As you can see, in Adobe ColdFusion, the struct is passed by value, giving the cfthread tag its own local copy work with. And, in Lucee CFML, the struct is passed by reference, which means that the Lucee cfthread works directly on the original struct reference.

This is great from a performance standpoint since Lucee doesn't have to deep-copy the data-structures going into a cfthread. But, to be clear, it does put the burden of managing shared memory space on the developer. This is a non-trivial problem, which is why Adobe went the route that they did.

That said, with the number of asynchronous processing options that we now have available in Lucee CFML, it makes sense that the controls around shared memory access are defined explicitly by the developer. The language itself can't solve most of the asynchronous access problems that we're bound to run into. As such, it is crucial that we [engineers] develop a strong sense of what is and is not OK to do with asynchronous control-flows in Lucee CFML.



Reader Comments

This kind of defeats the point of having thread attributes. I mean I thought the whole point of these attributes, was to sandbox each thread and protect it from interference from the outside environment.

Anyway. Definitely good to know, although, it seems that gap between ACF & Lucee, in terms of compatibility, keeps widening. Not good news, especially when many of my projects require cross compatibility.

Reply to this Comment

@Charles,

It's a really good point. If nothing else, there's the "breaking change" aspect of it that I haven't seem really documented. At least, not that I can remember coming across.

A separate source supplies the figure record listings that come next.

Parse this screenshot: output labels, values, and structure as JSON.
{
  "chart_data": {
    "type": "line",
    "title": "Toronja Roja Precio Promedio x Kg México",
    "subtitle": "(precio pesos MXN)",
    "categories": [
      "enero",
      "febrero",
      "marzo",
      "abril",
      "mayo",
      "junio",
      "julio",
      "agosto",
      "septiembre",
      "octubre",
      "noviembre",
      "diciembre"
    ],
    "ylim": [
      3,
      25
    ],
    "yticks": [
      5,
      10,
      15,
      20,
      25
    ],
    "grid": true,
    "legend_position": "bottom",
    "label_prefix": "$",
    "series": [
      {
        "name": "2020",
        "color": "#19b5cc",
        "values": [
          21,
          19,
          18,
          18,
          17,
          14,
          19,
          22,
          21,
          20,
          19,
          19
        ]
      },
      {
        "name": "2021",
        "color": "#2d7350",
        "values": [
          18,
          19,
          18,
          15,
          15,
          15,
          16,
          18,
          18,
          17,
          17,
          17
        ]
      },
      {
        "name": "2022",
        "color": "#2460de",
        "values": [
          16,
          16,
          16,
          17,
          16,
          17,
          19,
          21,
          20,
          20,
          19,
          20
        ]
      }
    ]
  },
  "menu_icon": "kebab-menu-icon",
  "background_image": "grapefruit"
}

My assumption is that since things like runAsync() and all the parallel iteration features (ex, array.each( closure, true )) don't provide any sandboxing, then at least this direction is "more consistent" across all the async features.

But, you are 100% correct -- you do lose that "sandbox", at least to some degree.

Reply to this Comment

Ben. Yes. I can see why you might have it in other 'asynchronous' routines, but traditionally, cfthread has had sandbox integrity.

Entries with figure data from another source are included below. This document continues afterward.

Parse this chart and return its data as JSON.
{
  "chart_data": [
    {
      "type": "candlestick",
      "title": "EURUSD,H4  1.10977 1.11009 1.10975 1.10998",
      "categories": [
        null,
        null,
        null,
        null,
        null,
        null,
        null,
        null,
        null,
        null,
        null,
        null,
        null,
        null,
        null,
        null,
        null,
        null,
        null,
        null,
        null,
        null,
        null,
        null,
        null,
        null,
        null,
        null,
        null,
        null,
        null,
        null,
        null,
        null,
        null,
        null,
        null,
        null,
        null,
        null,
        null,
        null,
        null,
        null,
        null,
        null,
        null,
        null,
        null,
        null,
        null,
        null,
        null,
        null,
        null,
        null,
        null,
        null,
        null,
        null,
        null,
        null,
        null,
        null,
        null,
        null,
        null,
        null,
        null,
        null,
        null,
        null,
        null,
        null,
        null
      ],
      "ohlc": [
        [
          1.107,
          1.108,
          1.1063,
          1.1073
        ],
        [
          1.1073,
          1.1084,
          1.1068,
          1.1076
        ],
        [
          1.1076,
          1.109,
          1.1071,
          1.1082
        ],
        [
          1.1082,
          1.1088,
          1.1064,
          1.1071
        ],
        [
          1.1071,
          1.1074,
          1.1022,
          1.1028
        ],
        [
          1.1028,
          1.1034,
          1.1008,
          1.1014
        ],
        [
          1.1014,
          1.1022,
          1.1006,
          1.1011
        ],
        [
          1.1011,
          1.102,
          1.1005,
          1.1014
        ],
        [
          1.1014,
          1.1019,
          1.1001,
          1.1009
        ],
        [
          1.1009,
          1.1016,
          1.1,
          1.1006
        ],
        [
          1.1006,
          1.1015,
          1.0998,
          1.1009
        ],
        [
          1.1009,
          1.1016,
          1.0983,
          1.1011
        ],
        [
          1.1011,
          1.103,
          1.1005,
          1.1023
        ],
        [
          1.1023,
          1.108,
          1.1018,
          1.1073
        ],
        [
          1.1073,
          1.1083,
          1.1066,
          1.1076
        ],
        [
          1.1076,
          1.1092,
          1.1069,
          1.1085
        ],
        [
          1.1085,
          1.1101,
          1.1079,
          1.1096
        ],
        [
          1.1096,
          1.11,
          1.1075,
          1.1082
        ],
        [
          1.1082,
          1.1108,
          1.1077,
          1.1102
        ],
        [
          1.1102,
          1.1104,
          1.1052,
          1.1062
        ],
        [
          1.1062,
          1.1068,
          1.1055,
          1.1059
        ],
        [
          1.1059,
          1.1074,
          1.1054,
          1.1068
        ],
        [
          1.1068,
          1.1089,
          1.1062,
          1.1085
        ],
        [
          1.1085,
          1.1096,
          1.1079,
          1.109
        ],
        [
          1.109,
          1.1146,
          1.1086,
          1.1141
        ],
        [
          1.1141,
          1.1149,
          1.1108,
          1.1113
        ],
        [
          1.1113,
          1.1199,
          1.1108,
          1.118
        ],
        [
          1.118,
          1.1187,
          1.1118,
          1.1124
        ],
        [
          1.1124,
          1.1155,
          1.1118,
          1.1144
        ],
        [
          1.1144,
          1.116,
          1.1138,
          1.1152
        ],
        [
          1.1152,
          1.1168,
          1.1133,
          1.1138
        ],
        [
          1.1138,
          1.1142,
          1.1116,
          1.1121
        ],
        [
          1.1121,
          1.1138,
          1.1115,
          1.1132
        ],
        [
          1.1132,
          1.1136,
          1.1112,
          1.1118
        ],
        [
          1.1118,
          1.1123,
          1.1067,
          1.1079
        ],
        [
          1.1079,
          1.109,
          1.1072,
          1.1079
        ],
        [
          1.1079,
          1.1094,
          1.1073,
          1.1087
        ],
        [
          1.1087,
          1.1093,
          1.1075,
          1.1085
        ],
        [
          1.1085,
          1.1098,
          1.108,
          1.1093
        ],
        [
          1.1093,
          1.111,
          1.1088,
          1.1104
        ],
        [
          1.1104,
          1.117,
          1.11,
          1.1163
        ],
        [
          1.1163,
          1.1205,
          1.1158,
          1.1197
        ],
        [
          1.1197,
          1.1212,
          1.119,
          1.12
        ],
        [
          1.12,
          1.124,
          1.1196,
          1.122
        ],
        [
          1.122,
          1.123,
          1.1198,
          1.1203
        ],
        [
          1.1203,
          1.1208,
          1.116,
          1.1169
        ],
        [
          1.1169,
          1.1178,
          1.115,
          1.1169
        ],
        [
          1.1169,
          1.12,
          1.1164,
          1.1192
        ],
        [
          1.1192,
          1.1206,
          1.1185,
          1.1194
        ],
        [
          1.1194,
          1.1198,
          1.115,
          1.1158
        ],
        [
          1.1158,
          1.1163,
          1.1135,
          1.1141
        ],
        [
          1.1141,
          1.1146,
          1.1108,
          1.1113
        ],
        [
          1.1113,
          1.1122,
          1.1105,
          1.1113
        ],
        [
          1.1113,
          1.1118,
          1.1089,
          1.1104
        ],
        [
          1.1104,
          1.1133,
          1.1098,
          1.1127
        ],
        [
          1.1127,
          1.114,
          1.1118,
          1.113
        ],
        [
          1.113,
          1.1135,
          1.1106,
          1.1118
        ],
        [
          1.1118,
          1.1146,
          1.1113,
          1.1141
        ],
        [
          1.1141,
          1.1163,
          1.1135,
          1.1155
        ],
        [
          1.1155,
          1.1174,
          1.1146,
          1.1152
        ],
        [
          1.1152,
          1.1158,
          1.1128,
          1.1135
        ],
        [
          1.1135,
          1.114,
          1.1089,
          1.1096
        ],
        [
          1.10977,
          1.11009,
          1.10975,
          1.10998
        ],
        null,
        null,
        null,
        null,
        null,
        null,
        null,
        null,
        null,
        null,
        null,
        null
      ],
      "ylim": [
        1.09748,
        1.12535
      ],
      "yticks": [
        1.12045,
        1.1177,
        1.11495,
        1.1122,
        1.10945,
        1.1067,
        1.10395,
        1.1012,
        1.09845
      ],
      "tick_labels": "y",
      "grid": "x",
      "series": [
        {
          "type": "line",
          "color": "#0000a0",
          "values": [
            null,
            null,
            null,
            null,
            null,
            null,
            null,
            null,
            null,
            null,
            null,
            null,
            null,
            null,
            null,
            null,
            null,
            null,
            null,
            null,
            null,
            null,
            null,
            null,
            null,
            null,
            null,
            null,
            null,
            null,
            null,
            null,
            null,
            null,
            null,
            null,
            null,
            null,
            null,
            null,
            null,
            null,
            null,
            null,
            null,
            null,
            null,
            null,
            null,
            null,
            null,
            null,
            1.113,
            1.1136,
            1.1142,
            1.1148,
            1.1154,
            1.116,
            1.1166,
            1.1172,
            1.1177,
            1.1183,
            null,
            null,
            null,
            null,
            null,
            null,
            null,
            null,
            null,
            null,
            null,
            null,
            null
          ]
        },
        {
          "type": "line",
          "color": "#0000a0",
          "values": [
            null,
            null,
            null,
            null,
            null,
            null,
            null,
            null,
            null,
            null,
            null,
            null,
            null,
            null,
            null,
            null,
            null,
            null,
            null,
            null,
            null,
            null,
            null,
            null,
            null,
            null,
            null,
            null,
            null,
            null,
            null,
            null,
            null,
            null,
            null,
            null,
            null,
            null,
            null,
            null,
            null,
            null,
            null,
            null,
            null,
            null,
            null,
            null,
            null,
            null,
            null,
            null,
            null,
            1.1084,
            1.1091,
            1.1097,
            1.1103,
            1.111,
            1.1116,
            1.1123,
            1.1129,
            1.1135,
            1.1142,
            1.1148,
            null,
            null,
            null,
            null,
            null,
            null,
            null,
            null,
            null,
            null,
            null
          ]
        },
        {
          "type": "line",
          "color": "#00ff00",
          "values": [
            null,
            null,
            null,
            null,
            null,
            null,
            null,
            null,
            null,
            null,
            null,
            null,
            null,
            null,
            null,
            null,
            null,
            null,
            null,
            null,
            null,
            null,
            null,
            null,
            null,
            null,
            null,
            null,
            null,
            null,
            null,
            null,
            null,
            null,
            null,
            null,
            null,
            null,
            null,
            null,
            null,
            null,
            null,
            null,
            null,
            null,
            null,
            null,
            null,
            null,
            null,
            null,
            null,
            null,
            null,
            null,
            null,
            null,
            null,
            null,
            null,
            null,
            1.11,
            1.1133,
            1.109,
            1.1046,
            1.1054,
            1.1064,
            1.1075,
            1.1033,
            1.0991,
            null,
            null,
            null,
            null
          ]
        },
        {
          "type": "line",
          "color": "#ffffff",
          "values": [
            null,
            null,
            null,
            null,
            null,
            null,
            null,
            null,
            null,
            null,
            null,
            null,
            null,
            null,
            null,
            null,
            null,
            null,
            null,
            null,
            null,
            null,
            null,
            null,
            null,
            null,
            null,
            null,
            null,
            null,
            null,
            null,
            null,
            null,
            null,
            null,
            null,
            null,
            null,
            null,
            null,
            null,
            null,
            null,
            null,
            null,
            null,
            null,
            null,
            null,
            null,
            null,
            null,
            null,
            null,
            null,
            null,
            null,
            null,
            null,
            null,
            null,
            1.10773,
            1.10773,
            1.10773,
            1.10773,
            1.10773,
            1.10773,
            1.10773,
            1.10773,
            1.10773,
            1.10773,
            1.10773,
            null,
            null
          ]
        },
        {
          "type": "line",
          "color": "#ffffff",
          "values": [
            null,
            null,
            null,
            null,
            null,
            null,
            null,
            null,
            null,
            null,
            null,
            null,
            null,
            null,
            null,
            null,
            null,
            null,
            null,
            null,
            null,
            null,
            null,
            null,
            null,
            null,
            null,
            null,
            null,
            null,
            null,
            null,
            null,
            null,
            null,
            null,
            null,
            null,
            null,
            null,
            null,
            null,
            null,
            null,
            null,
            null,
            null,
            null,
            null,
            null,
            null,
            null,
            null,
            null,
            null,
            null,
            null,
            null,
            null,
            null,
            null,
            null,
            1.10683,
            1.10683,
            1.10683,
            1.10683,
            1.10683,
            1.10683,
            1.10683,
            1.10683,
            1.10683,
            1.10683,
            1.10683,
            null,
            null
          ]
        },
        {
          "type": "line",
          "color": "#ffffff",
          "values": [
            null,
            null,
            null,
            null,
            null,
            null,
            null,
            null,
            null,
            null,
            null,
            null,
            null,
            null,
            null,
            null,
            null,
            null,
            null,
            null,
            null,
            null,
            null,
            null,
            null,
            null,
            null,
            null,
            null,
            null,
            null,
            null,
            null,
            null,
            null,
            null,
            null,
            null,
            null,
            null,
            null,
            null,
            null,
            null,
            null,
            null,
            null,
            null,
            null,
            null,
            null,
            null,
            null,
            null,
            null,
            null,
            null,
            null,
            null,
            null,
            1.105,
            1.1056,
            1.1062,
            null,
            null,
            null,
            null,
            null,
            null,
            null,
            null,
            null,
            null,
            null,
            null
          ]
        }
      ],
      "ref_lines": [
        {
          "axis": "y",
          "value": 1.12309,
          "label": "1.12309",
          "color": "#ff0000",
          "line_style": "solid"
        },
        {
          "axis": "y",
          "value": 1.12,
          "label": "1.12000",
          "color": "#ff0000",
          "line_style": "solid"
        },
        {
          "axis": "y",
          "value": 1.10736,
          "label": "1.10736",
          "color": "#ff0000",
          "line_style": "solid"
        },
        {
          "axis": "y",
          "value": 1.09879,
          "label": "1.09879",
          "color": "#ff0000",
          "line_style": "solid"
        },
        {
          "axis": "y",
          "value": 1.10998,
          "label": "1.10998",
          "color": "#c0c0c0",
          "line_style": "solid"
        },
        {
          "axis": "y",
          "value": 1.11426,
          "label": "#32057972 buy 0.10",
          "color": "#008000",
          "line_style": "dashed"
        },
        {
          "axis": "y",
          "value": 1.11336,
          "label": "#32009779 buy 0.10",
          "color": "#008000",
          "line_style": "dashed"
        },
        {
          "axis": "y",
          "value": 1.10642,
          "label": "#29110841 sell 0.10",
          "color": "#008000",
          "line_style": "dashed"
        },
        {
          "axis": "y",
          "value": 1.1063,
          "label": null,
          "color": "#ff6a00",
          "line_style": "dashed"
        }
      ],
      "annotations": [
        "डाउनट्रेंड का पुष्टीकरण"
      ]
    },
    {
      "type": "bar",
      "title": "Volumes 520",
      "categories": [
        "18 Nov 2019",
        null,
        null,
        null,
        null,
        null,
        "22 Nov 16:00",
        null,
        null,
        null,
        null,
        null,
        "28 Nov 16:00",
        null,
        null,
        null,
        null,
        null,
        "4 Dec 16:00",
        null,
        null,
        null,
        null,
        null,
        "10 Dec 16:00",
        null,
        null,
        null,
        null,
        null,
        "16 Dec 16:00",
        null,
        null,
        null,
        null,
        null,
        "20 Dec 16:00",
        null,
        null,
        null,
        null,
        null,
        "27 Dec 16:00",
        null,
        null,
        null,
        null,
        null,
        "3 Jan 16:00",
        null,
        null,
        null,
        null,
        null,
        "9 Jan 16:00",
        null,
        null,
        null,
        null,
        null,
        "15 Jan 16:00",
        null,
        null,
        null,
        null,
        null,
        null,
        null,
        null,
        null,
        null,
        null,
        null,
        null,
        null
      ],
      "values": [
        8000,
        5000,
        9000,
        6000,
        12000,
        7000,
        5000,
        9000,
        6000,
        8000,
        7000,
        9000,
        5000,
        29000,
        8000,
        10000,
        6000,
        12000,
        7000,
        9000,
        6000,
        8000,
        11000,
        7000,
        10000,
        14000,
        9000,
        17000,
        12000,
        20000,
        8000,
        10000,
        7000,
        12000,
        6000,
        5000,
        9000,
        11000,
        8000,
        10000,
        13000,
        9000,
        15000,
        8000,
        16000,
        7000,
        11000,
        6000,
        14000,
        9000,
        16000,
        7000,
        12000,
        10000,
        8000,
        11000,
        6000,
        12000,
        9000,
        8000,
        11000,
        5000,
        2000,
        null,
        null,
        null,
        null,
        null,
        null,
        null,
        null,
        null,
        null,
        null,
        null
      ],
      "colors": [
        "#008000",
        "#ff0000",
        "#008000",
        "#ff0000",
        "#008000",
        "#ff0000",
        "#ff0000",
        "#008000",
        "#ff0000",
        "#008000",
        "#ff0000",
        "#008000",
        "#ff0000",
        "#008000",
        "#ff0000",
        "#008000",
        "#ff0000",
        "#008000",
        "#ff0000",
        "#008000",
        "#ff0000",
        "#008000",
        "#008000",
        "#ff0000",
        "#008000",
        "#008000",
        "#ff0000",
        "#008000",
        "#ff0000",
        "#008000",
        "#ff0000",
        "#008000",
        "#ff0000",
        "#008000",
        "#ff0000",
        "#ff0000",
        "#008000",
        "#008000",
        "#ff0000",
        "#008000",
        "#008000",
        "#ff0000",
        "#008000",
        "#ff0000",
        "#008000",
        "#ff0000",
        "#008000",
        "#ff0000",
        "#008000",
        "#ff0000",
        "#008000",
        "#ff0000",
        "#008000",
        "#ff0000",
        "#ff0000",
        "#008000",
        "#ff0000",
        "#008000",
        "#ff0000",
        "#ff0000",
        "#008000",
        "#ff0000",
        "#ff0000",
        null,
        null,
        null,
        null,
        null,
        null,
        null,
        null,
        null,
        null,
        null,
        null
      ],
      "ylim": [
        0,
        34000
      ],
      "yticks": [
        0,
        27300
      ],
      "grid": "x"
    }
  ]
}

I would almost say this is bordering on a 'bug', but because it has been done deliberately to match the other asynchronous features, then, clearly it isn't a 'bug'.

It would be interesting to know, if Lucee, displayed this kind of behavior, for cfthread, in previous versions?

Reply to this Comment

I might put in a feature request for an option to retain cfthread's sandbox behaviour, using something like:

<cfthread deepCopy="true">...

By default, it could be set to 'false' to maintain Lucee's current behaviour.

Reply to this Comment

@Charles,

I mean, that's a really good idea. With other things, I'm pretty sure that Lucee has a setting where you can "enable" the Adobe ColdFusion compatible behavior in the Application.cfc. Also, I was just looking at the "syntax" differences, and I do see that you can do something like you are saying for Function-arguments:

<cfargument name="x" type="array" passby="value">

Here, the passby="value" converts Array-passing to be like Adobe ColdFusion. So, there is a precedence for "turning on" older behaviors.

Reply to this Comment

That's really interesting. It's good to know there is an option to set a 'passBy' attribute for arguments to bridge the compatibility gap.

I didn't see anything similar for 'cfthread' in the Lucee Docs, but I remember you said, in a previous post, that 'cfthread' attributes act just like function arguments, so maybe the attribute works on 'cfthread'.

As I said though, the Lucee Docs don't mention anything about this.